The same is true of Shufford's complaint that there were no African-Americans on his jury (Shufford is African-American). We would need more information than has been provided to us to show the make-up of the jury panel and to allow us to evaluate Shufford's trial counsel's tactics regarding jury selection. Again, this is not a matter that can be addressed on direct appeal employing this record.
Shufford also complains his attorney made an inadequate objection to evidence and once confused him with his codefendant and had to correct himself. This kind of de minimis complaint has never been the basis for a successful inadequacy of counsel contention, and if they were counsel's only in-court lapses, he did a remarkable job, indeed.

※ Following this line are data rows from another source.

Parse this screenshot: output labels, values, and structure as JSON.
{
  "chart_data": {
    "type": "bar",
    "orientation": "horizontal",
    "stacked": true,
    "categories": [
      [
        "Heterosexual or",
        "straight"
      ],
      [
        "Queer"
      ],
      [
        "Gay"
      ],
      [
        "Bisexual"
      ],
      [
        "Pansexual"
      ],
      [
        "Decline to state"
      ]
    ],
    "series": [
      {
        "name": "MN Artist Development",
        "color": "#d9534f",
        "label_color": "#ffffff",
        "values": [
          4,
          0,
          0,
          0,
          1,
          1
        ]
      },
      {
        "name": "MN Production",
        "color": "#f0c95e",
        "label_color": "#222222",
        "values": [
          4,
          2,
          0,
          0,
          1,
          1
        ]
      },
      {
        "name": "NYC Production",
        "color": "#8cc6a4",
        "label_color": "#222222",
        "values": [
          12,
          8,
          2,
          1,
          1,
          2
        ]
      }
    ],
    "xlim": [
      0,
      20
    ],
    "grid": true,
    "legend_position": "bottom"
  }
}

Nor can we find any problem with the sentencing. At first glance, there seemed to be a possible Penal Code section 654 problem with sentencing Shufford for both his flight and the assault on the peace officer which was the opening gambit of that flight. But on closer examination, it became clear his foolhardy and wantonly dangerous driving after the assault was the basis of the felony evasion charge, so the sentencing was both legal and reasonable. Nor could we find any technical flaws in the sentencing. Appellate counsel also considered the appropriateness of the various fines, penalties, and assessments imposed upon appellant, as have we. He concluded, correctly, there was no error in them.
Shufford feels the sentencing was unduly harsh. He points out that the trial court rejected his request for probation, and, in doing so, called him a liar and said it would not believe anything he said. He is correct that the court's language was strong, but there was nothing about it that suggested any bias against appellant other than a disapproval of the criminal record he has accumulated and his commission of this offense while on probation. It would be hard to fault a court for refusing to grant probation to someone who had commited a series of felonies while enjoying his last probationary grant. While the court did "throw the book" at appellant, we cannot say his conduct while on probation did not merit strong language and strong action.
DISPOSITION
We have perused the record and can find no other suggestion of error. The judgment is affirmed.
BEDSWORTH, ACTING P. J. WE CONCUR: MOORE, J. ARONSON, J.